To run subgradient descent on $\eqref{eq:b}$, we simply need to compute at every step $k=1,...,T$, for each $i=1,...,n$, $g_i^k \in \partial h_i(w_k)$. The preceding Lemma provides a recipe for doing this. To compute $g_i^k$, we simply figure out the values of $\delta_i, \epsilon_i$ which maximize $s(w_k; x_i, y_i, \delta_i, \epsilon_i)$ and then for each maximizer differentiate w.r.t. $w_k$. Let $(\widehat{\delta_i}, \widehat{\varepsilon_i})$ be $$ \begin{align*} (\widehat{\delta_i}, \widehat{\varepsilon_i}) :=& \argmax_{\norm{\delta_i}_2 \leq \eta_i, \abs{\epsilon_i} \leq \gamma_i} (\ip{x_i}{w_k} - y_i + \ip{\delta_i}{w_k} - \varepsilon_i)^2 \\ =& \begin{cases} (\eta_i \frac{w_k}{\norm{w_k}_2}, -\gamma_i) &\text{if } \ip{x_i}{w_k} \geq y_i \\ (-\eta_i \frac{w_k}{\norm{w_k}_2}, +\gamma_i) &\text{if } \ip{x_i}{w_k} < y_i \:. \end{cases} \end{align*} $$ Note if $w_k = 0$, then set $w_k/\norm{w_k}_2 = 0$. From this calculation, we immediately have $g_i^k \in \partial h_i(w_k)$, with $$ g_i^k = \begin{cases} 2(\ip{x_i}{w_k} - y_i + \eta_i\norm{w_k}_2 + \gamma_i)(x_i + \eta_i \frac{w_k}{\norm{w_k}_2}) &\text{if } \ip{x_i}{w_k} \geq y_i \\ 2(\ip{x_i}{w_k} - y_i - \eta_i\norm{w_k}_2 - \gamma_i)(x_i - \eta_i \frac{w_k}{\norm{w_k}_2}) &\text{if } \ip{x_i}{w_k} < y_i \:. \end{cases} $$ Therefore, a full subgradient of $\eqref{eq:b}$ at the $k$-th step is simply $$ \frac{1}{n} \sum_{i=1}^{n} g_i^k + 2 \lambda w_k \:. $$ Notice that if we set $\eta_i = \gamma_i = 0$, we recover a full gradient of vanilla regularized least squares, as we should expect.

Parting thoughts

Some caveats: I did not run any experiments here, so I cannot comment on whether or not this approach actually works in practice. I also did not really look into the literature to see if something similar has already been proposed (it would not surprise me).

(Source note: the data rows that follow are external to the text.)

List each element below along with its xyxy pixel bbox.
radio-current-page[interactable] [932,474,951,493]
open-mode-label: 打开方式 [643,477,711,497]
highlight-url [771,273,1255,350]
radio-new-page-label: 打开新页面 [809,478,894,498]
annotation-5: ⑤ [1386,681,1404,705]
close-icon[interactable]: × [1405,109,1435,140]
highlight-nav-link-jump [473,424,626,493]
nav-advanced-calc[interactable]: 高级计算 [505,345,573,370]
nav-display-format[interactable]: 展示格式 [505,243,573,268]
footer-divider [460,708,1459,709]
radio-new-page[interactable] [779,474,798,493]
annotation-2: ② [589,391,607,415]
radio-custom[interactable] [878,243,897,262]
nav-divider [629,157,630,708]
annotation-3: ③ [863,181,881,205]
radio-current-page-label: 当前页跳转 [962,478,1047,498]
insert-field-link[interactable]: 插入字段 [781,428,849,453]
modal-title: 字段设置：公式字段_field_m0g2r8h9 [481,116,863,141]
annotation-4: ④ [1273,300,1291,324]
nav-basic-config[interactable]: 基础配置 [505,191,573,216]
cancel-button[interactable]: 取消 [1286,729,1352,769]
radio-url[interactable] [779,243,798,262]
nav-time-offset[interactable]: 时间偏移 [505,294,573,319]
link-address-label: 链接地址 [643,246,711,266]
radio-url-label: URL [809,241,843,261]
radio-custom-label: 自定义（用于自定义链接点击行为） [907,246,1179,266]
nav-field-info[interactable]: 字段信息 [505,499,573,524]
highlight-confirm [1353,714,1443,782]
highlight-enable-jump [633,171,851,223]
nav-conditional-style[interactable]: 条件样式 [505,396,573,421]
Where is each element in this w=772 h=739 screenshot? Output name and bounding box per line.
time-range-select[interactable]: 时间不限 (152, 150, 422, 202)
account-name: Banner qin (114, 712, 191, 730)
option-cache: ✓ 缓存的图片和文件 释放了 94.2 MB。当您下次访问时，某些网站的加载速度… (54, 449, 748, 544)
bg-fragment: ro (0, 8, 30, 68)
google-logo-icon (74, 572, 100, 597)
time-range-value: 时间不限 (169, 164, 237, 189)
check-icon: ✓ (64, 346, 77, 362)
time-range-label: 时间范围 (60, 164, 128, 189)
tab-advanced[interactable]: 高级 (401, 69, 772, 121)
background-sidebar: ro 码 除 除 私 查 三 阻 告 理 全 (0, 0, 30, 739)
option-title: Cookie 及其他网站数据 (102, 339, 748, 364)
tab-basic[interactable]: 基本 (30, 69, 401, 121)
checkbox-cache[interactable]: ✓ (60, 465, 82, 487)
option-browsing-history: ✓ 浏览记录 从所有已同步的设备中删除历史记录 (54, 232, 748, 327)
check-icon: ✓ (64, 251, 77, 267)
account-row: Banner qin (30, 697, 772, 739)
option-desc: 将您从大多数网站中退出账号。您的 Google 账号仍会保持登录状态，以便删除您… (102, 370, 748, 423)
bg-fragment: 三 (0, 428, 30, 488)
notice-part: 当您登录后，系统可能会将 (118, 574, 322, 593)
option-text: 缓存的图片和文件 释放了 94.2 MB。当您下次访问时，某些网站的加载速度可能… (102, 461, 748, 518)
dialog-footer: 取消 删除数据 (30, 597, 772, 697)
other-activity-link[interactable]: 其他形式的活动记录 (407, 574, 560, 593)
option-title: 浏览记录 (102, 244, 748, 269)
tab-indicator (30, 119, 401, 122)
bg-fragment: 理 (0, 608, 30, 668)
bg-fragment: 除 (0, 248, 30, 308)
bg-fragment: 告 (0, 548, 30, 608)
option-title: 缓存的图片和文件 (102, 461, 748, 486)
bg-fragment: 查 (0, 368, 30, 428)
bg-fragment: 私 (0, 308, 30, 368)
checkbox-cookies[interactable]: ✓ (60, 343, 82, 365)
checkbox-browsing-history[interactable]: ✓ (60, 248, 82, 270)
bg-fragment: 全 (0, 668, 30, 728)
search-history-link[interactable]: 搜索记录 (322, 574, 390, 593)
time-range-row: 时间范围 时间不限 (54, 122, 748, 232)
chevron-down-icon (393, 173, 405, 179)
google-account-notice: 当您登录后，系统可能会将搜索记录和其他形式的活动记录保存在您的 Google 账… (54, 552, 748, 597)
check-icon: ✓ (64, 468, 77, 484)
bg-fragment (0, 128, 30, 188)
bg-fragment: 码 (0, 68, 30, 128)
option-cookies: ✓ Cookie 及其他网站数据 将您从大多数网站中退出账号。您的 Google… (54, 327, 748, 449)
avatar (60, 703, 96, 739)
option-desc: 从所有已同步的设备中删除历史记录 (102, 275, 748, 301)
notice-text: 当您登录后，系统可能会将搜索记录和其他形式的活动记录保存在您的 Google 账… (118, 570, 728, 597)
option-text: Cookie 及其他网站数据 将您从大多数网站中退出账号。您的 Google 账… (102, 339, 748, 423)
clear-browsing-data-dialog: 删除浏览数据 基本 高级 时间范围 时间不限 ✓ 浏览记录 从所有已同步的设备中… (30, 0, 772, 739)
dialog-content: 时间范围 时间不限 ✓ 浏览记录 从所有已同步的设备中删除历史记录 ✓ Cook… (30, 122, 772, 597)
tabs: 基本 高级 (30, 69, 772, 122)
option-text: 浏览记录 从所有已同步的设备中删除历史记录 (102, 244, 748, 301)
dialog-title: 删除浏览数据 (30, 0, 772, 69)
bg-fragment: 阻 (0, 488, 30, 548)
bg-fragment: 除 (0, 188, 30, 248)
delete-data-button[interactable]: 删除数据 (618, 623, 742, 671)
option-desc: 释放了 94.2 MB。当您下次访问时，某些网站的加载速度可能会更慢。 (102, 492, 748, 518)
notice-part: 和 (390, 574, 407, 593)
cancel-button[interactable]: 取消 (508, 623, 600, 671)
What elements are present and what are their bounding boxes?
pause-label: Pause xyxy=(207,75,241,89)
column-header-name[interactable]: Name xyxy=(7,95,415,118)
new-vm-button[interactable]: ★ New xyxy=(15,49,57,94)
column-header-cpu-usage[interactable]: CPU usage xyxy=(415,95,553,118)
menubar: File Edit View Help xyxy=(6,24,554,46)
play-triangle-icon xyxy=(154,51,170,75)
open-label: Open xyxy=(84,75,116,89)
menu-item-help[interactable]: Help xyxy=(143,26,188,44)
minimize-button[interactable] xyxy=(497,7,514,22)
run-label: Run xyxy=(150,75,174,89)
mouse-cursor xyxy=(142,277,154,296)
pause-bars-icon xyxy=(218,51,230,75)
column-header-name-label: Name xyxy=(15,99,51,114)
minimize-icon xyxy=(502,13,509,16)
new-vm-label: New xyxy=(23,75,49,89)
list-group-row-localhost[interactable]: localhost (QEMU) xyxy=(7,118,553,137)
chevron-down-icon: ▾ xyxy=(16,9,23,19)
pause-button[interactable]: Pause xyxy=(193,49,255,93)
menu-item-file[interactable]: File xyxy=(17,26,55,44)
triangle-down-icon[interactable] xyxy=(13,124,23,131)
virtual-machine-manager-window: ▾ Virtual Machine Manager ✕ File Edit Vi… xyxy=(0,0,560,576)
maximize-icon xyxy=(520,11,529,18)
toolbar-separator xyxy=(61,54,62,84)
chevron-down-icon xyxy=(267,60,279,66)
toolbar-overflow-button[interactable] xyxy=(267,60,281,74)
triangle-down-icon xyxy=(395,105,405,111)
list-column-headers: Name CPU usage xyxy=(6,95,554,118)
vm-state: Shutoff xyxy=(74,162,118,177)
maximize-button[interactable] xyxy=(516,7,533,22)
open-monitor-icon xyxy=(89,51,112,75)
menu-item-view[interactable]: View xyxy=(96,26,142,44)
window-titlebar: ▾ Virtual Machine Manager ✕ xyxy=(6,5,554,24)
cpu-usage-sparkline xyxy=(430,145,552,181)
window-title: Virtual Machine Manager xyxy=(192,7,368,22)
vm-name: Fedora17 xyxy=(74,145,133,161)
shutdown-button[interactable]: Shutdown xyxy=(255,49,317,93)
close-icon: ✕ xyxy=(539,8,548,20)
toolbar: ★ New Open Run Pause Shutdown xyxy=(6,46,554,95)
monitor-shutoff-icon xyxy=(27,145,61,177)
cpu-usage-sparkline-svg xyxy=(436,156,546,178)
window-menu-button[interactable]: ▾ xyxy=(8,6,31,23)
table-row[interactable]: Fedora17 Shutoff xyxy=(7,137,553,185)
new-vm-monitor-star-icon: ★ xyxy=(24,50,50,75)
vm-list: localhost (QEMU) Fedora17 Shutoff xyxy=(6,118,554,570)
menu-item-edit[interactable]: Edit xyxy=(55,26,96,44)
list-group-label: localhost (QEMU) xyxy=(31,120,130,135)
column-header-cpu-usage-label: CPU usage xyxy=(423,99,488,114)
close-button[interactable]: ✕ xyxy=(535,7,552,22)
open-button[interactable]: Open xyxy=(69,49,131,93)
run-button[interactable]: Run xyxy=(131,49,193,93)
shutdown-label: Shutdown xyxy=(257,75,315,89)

There are some future directions I could see this going in. The first is to ask how pessimistic we can be and still learn something reasonable assuming the model described by $\eqref{eq:modela}$ actually holds. In other words, how much robustness can we get for free? Another is to assume only that the model described by $\eqref{eq:modelb}$ holds, and exhibit a worst case sequence of noise such that solving $\eqref{eq:erma}$ performs substantially worse than solving $\eqref{eq:a}$.